Sen. Claire McCaskill, D-Mo., has set an April 27 deadline for GSA to hand over more details about its bonus program.

Sen. Claire McCaskill, D-Mo., has set an April 27 deadline for GSA to hand over more details about its bonus program. Manuel Balce Ceneta/AP

GSA Roundup: Vegas out; doing great things; more bonuses; stolen iPods

Daily highlights in the wake of GSA’s extravagant conference spending.

The General Services Administration isn’t taking any more chances with Las Vegas: A one-day event called GreenUP 2012 Training Conference and Vendor Showcase, scheduled for April 25, has been nixed. A GSA spokesman informed The Washington Post of the cancellation.

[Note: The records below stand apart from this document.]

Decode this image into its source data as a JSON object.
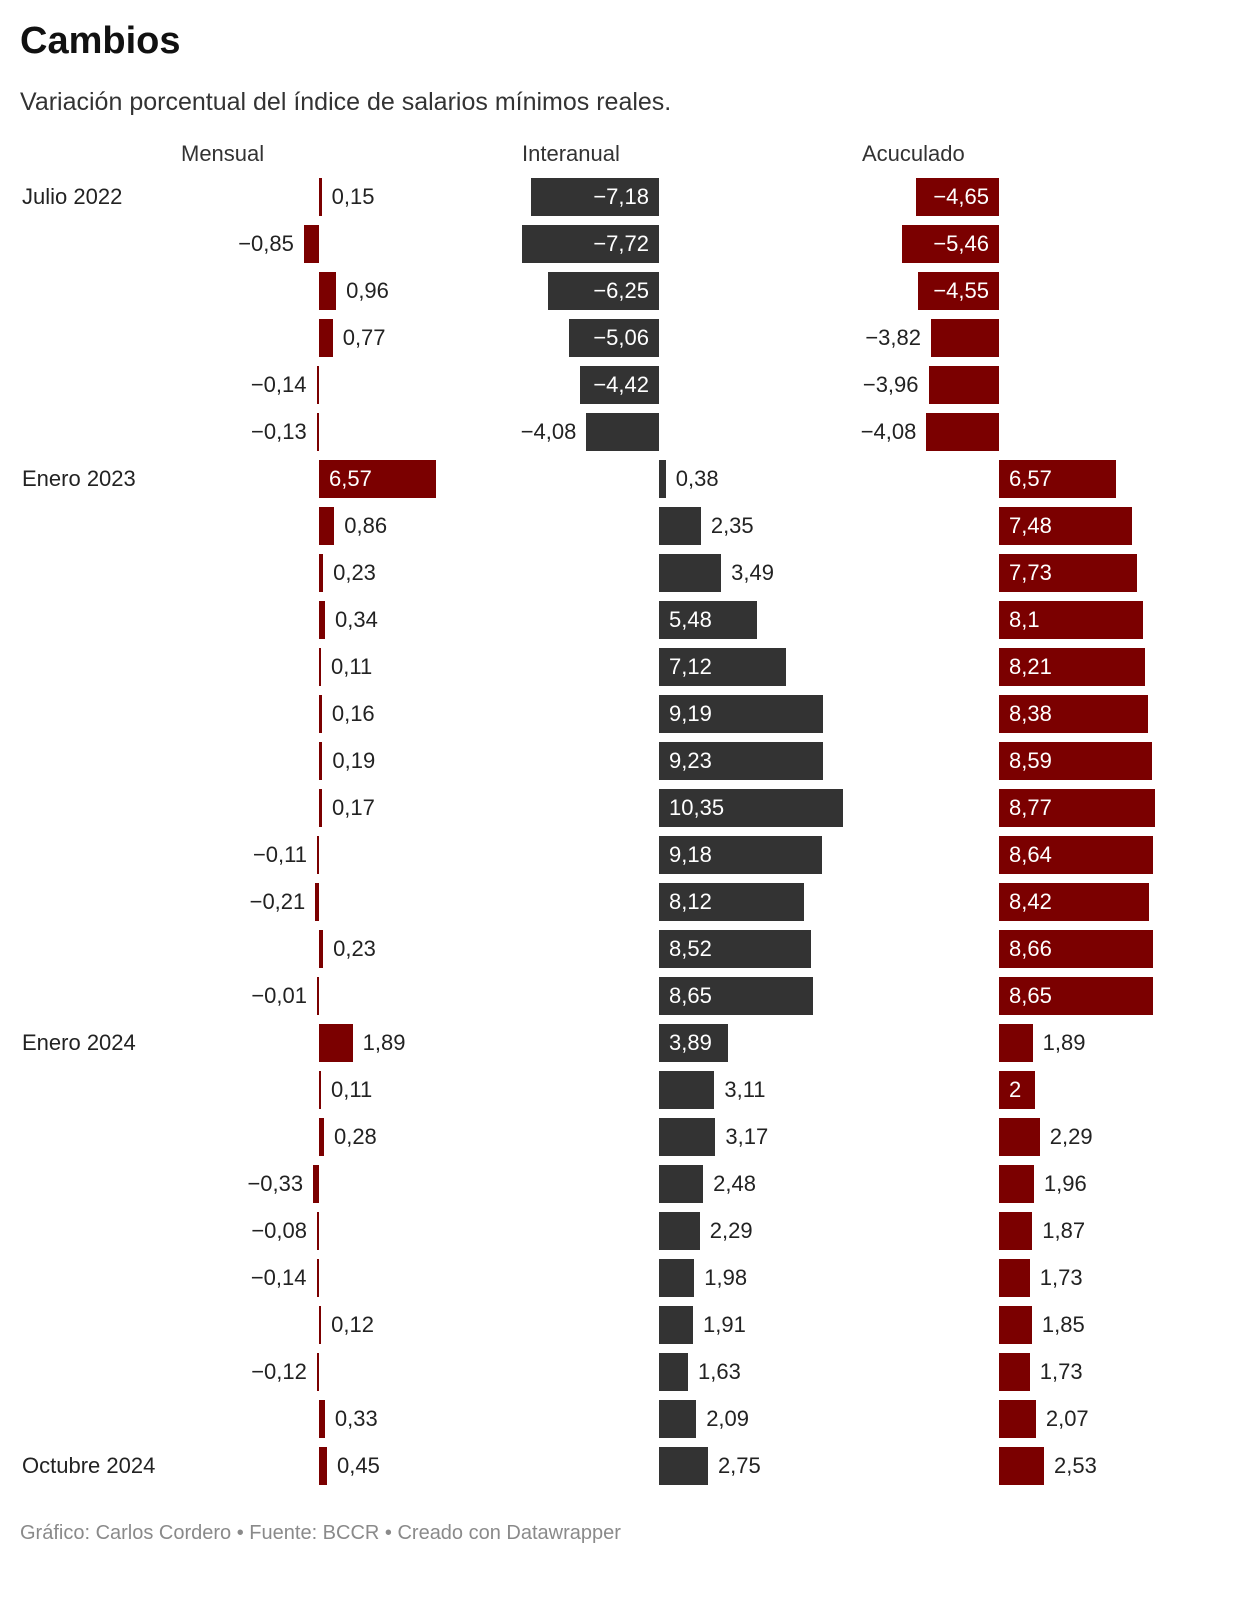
{
  "title": "Cambios",
  "subtitle": "Variación porcentual del índice de salarios mínimos reales.",
  "footer": "Gráfico: Carlos Cordero • Fuente: BCCR • Creado con Datawrapper",
  "colors": {
    "mensual": "#7b0000",
    "interanual": "#333333",
    "acumulado": "#7b0000"
  },
  "chart_data": {
    "type": "bar",
    "orientation": "horizontal",
    "title": "Cambios",
    "row_labels": [
      "Julio 2022",
      "",
      "",
      "",
      "",
      "",
      "Enero 2023",
      "",
      "",
      "",
      "",
      "",
      "",
      "",
      "",
      "",
      "",
      "",
      "Enero 2024",
      "",
      "",
      "",
      "",
      "",
      "",
      "",
      "",
      "Octubre 2024"
    ],
    "series": [
      {
        "name": "Mensual",
        "values": [
          0.15,
          -0.85,
          0.96,
          0.77,
          -0.14,
          -0.13,
          6.57,
          0.86,
          0.23,
          0.34,
          0.11,
          0.16,
          0.19,
          0.17,
          -0.11,
          -0.21,
          0.23,
          -0.01,
          1.89,
          0.11,
          0.28,
          -0.33,
          -0.08,
          -0.14,
          0.12,
          -0.12,
          0.33,
          0.45
        ]
      },
      {
        "name": "Interanual",
        "values": [
          -7.18,
          -7.72,
          -6.25,
          -5.06,
          -4.42,
          -4.08,
          0.38,
          2.35,
          3.49,
          5.48,
          7.12,
          9.19,
          9.23,
          10.35,
          9.18,
          8.12,
          8.52,
          8.65,
          3.89,
          3.11,
          3.17,
          2.48,
          2.29,
          1.98,
          1.91,
          1.63,
          2.09,
          2.75
        ]
      },
      {
        "name": "Acuculado",
        "values": [
          -4.65,
          -5.46,
          -4.55,
          -3.82,
          -3.96,
          -4.08,
          6.57,
          7.48,
          7.73,
          8.1,
          8.21,
          8.38,
          8.59,
          8.77,
          8.64,
          8.42,
          8.66,
          8.65,
          1.89,
          2,
          2.29,
          1.96,
          1.87,
          1.73,
          1.85,
          1.73,
          2.07,
          2.53
        ]
      }
    ]
  }
}
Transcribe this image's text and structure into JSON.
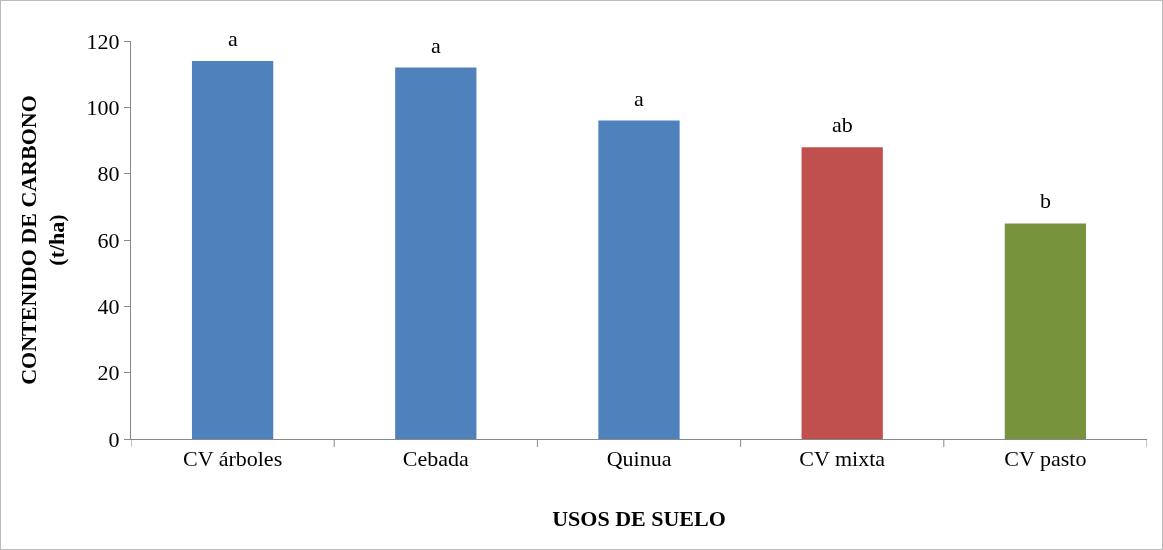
{
  "chart_data": {
    "type": "bar",
    "xlabel": "USOS DE SUELO",
    "ylabel": "CONTENIDO DE CARBONO\n(t/ha)",
    "categories": [
      "CV árboles",
      "Cebada",
      "Quinua",
      "CV mixta",
      "CV pasto"
    ],
    "values": [
      114,
      112,
      96,
      88,
      65
    ],
    "colors": [
      "#4f81bd",
      "#4f81bd",
      "#4f81bd",
      "#c0504d",
      "#77933c"
    ],
    "ylim": [
      0,
      120
    ],
    "yticks": [
      0,
      20,
      40,
      60,
      80,
      100,
      120
    ],
    "grid": false,
    "annotations": [
      {
        "text": "a",
        "x": "CV árboles",
        "y": 114
      },
      {
        "text": "a",
        "x": "Cebada",
        "y": 112
      },
      {
        "text": "a",
        "x": "Quinua",
        "y": 96
      },
      {
        "text": "ab",
        "x": "CV mixta",
        "y": 88
      },
      {
        "text": "b",
        "x": "CV pasto",
        "y": 65
      }
    ]
  }
}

In 2011, at another GSA-sponsored conference in Vegas, attendees were treated to a slightly more uplifting talk from former University of Notre Dame football player Rudy Ruettiger, according to the Post. The man whose story inspired the film Rudy (and who has had some run-ins of his own with the Securities and Exchange Commission) pushed his audience to do great things.

Those great things probably didn’t include doling out additional bonuses, however. The House Transportation and Infrastructure Committee and Fox News, pulling from new details in an inspector general report, reported Wednesday that several executives in charge of planning the 2010 conference stayed an extra night in their Vegas suite at a severely discounted rate and received cash bonuses from GSA ranging from $500 to $1,000 as rewards for planning the conference.

Meanwhile, Sen. Claire McCaskill, D-Mo., has set an April 27 deadline for GSA to hand over more details about its questionable bonus program. Federal News Radio reports that McCaskill, chairwoman of the Senate Homeland Security and Governmental Affairs Subcommittee on Contracting Oversight, has been questioning GSA’s Hats Off awards program since 2010.

That program has been suspended, according to Federal Times -- though not before hundreds of iPods (intended to be given to employees) were stolen from federal buildings, as reported by the inspector general.